Is RSS on the cusp of moving from a neat tool for the geeks among us to a central part of Internet life? Richard MacManus of (“Read/Write Web“) answers in the affirmative in a post titled “2007 Will Be A Big Year For RSS. MacManus posits that enough major players have now made RSS a part of their tools — Microsoft’s IE 7 and Outlook 2007, Yahoo!’s webmail, MySpace, Safari, Firefox, and many others — that RSS will have a “break out” year.

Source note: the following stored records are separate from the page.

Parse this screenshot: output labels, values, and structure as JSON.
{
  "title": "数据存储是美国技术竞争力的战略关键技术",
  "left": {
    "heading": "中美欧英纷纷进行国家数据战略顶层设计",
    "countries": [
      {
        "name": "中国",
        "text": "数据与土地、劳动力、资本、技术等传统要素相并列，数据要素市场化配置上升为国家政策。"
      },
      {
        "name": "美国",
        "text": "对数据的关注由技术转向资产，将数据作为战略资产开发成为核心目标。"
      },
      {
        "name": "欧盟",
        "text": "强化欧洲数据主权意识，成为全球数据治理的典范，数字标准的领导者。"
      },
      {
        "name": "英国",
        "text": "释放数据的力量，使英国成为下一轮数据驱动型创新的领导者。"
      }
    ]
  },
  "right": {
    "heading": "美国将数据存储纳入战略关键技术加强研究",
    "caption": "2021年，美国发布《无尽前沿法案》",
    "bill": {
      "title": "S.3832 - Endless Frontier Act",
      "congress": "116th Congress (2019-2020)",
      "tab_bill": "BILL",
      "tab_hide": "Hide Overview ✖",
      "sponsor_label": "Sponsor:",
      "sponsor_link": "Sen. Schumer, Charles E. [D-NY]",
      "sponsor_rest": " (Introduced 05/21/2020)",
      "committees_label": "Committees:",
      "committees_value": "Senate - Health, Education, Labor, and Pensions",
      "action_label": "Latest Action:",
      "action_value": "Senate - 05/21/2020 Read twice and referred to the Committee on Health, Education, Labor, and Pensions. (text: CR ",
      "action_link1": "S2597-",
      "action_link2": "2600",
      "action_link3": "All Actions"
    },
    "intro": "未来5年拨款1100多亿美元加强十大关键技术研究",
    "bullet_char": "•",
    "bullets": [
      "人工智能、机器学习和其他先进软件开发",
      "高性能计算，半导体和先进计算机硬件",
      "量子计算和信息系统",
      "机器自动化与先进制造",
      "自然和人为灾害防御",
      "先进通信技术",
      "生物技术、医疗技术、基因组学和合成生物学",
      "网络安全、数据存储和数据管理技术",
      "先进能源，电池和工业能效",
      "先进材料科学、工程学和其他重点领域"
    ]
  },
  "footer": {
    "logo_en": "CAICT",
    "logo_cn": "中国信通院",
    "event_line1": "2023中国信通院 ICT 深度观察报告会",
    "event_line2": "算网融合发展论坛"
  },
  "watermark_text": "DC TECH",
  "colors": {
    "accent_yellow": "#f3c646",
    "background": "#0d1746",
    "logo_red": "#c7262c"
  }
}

This makes sense. Once users integrate a tool into their daily life — or the applications they use do that for them — that tool becomes akin to a utility in the physical world. It doesn’t matter whether or not the users know what they’re using. Most of us reading this blog, most of the time, take running water, electricity, and landline telephone service for granted. They are simply there, no questions asked. RSS seems to me to be moving from being a handy tool to being infrastructure, the glue that holds many disparate information services together.
As the tools our patrons use to interact with the online world adopt RSS, the more important it is that services libraries offer are at least capable of distributing information via RSS. There’s not a database or information service out there that couldn’t have a what’s new service (by RSS, by email, by passenger pigeon) — what’s new in terms of data in the database, and what’s new in terms of what the patron can do with the database as a tool. Once our user communities have tools that allow them to access RSS without a second thought, they will only notice it when it’s not there.
Will 2007 Be the Year of RSS?
[Thanks to BlogBridge for pointing me to Read/Write Web, a blog I had missed until now.]